Ответ прозвучал чуть слишком поспешно, чтобы означать подлинное согласие.
— На этих выходных довольно трудно. Она уставилась на меня.
— «Ужин и все такое»?
Какой у нее острый и язвительный ум.
— «Ужин и все такое», — ответил я.
Любая другая женщина уцепилась бы за это «ужин и все такое» и высказала свою обиду. Она же просто сменила тему. С любым другим человеком я принял бы молчание за: «Не хочу устраивать разборок». У нее оно означало другое. «Ужин и все такое» устраивало и ее — именно поэтому я почувствовал, как во мне накипает что-то вроде ярости, хотя, возможно, это было просто отчаяние или, хуже того, сожаление. Различить их не удавалось. Ладно, еще о делах:
— Полина Виардо дружила со всеми значимыми современниками: Шопеном, Чайковским, Листом, Санд, Гуно,
Берлиозом, Сен-Сансом, Брамсом. — Не зная, что еще добавить, я не сдержался: — Ладно, расскажи мне про этого нового человека в твоей жизни.
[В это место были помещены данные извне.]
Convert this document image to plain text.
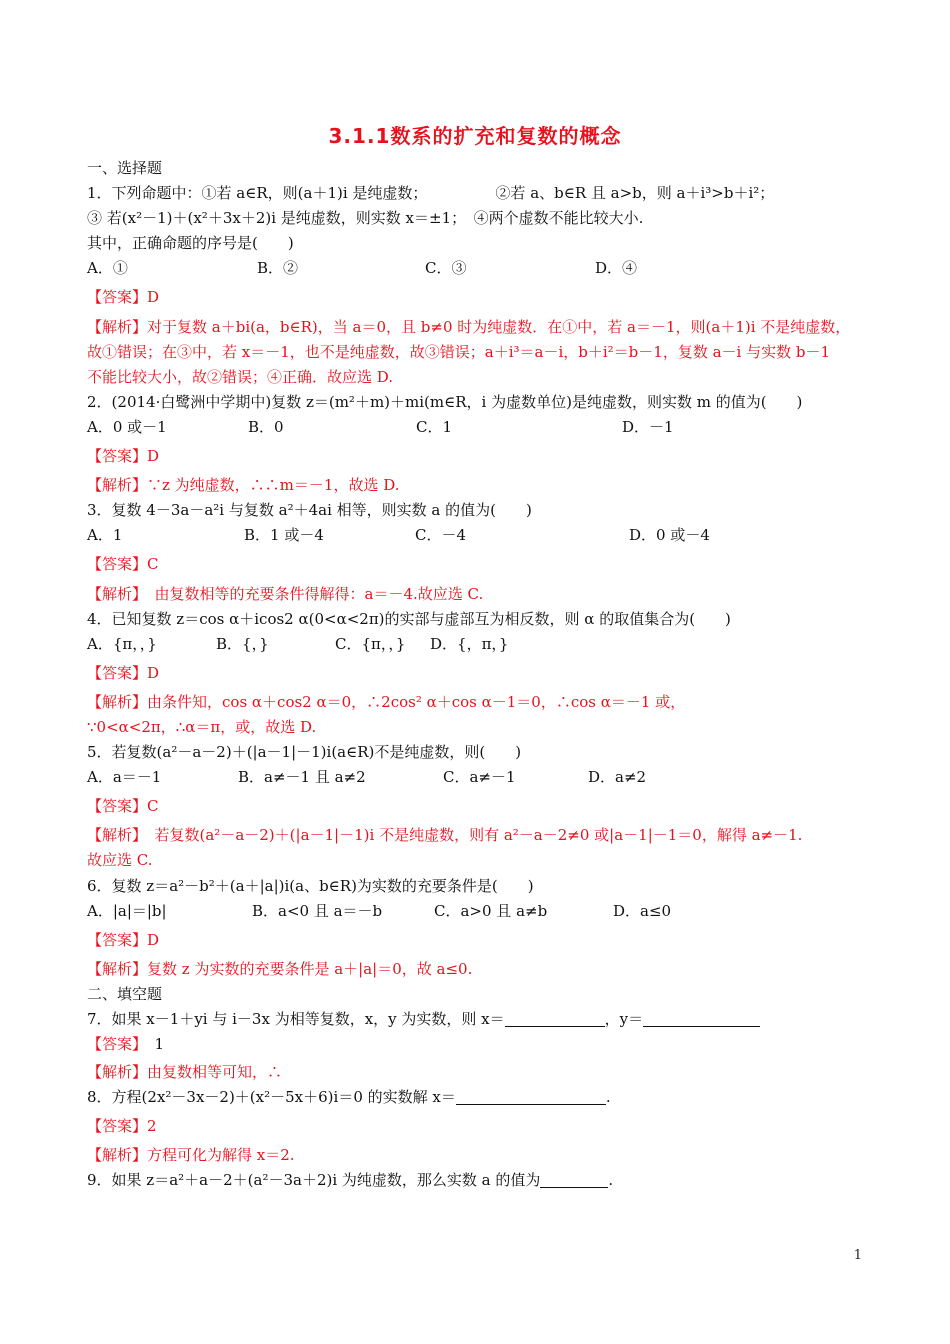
3.1.1数系的扩充和复数的概念
一、选择题
1．下列命题中：①若 a∈R，则(a＋1)i 是纯虚数；	②若 a、b∈R 且 a>b，则 a＋i³>b＋i²；
③ 若(x²－1)＋(x²＋3x＋2)i 是纯虚数，则实数 x＝±1；　④两个虚数不能比较大小.
其中，正确命题的序号是(　　)
A．①	B．②	C．③	D．④
【答案】D
【解析】对于复数 a＋bi(a，b∈R)，当 a＝0，且 b≠0 时为纯虚数．在①中，若 a＝－1，则(a＋1)i 不是纯虚数，
故①错误；在③中，若 x＝－1，也不是纯虚数，故③错误；a＋i³＝a－i，b＋i²＝b－1，复数 a－i 与实数 b－1
不能比较大小，故②错误；④正确．故应选 D.
2．(2014·白鹭洲中学期中)复数 z＝(m²＋m)＋mi(m∈R，i 为虚数单位)是纯虚数，则实数 m 的值为(　　)
A．0 或－1	B．0	C．1	D．－1
【答案】D
【解析】∵z 为纯虚数，∴∴m＝－1，故选 D.
3．复数 4－3a－a²i 与复数 a²＋4ai 相等，则实数 a 的值为(　　)
A．1	B．1 或－4	C．－4	D．0 或－4
【答案】C
【解析】　由复数相等的充要条件得解得：a＝－4.故应选 C.
4．已知复数 z＝cos α＋icos2 α(0<α<2π)的实部与虚部互为相反数，则 α 的取值集合为(　　)
A．{π，，}	B．{，}	C．{π，，} D．{，π，}
【答案】D
【解析】由条件知，cos α＋cos2 α＝0，∴2cos² α＋cos α－1＝0，∴cos α＝－1 或，
∵0<α<2π，∴α＝π，或，故选 D.
5．若复数(a²－a－2)＋(|a－1|－1)i(a∈R)不是纯虚数，则(　　)
A．a＝－1	B．a≠－1 且 a≠2	C．a≠－1	D．a≠2
【答案】C
【解析】　若复数(a²－a－2)＋(|a－1|－1)i 不是纯虚数，则有 a²－a－2≠0 或|a－1|－1＝0，解得 a≠－1.
故应选 C.
6．复数 z＝a²－b²＋(a＋|a|)i(a、b∈R)为实数的充要条件是(　　)
A．|a|＝|b|	B．a<0 且 a＝－b	C．a>0 且 a≠b	D．a≤0
【答案】D
【解析】复数 z 为实数的充要条件是 a＋|a|＝0，故 a≤0.
二、填空题
7．如果 x－1＋yi 与 i－3x 为相等复数，x，y 为实数，则 x＝	，y＝
【答案】　1
【解析】由复数相等可知，∴
8．方程(2x²－3x－2)＋(x²－5x＋6)i＝0 的实数解 x＝	.
【答案】2
【解析】方程可化为解得 x＝2.
9．如果 z＝a²＋a－2＋(a²－3a＋2)i 为纯虚数，那么实数 a 的值为	.
1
Звучала ли в моих словах ревность? Или я пытался продемонстрировать ее отсутствие? Или деликатно давал ей возможность сообщить, что этот новый человек в жизни я и есть?
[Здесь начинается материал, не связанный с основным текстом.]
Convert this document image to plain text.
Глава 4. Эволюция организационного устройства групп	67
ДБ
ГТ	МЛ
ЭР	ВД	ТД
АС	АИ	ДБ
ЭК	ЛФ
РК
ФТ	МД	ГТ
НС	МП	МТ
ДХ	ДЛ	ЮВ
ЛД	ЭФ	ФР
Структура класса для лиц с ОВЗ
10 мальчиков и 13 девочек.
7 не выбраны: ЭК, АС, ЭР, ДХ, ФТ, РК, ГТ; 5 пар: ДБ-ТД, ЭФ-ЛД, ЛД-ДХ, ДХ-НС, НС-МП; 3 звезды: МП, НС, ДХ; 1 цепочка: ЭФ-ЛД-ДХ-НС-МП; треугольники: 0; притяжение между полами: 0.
— Новый человек? — Она призадумалась. — Я пока не хочу о нем говорить.
— Не хочет о нем говорить, — откликнулся я, стараясь придать голосу бодрость.
— Не хочет.
Настроение ее изменилось. Почему — было неясно. Почва разговора уходила из-под ног. Мы пытались нащупать нужные ниточки.
Под конец ужина я сказал, что знаю неподалеку хорошее местечко — там вкусный кофе и десерты. Я надеялся, что она в ответ предложит выпить кофе у нее.
— Хорошая мысль, — откликнулась она.
Мы вышли. Я знал: это тот самый миг, когда много веков назад я положил ладонь ей на щеку и поцеловал прямо на тротуаре, на виду у других посетителей. Я без спешки надевал пальто, она же искала сигареты. В результате вытащила одну из кармана, но помятую — назвала ее увечной. Я сказал, что раньше курил по две пачки в день.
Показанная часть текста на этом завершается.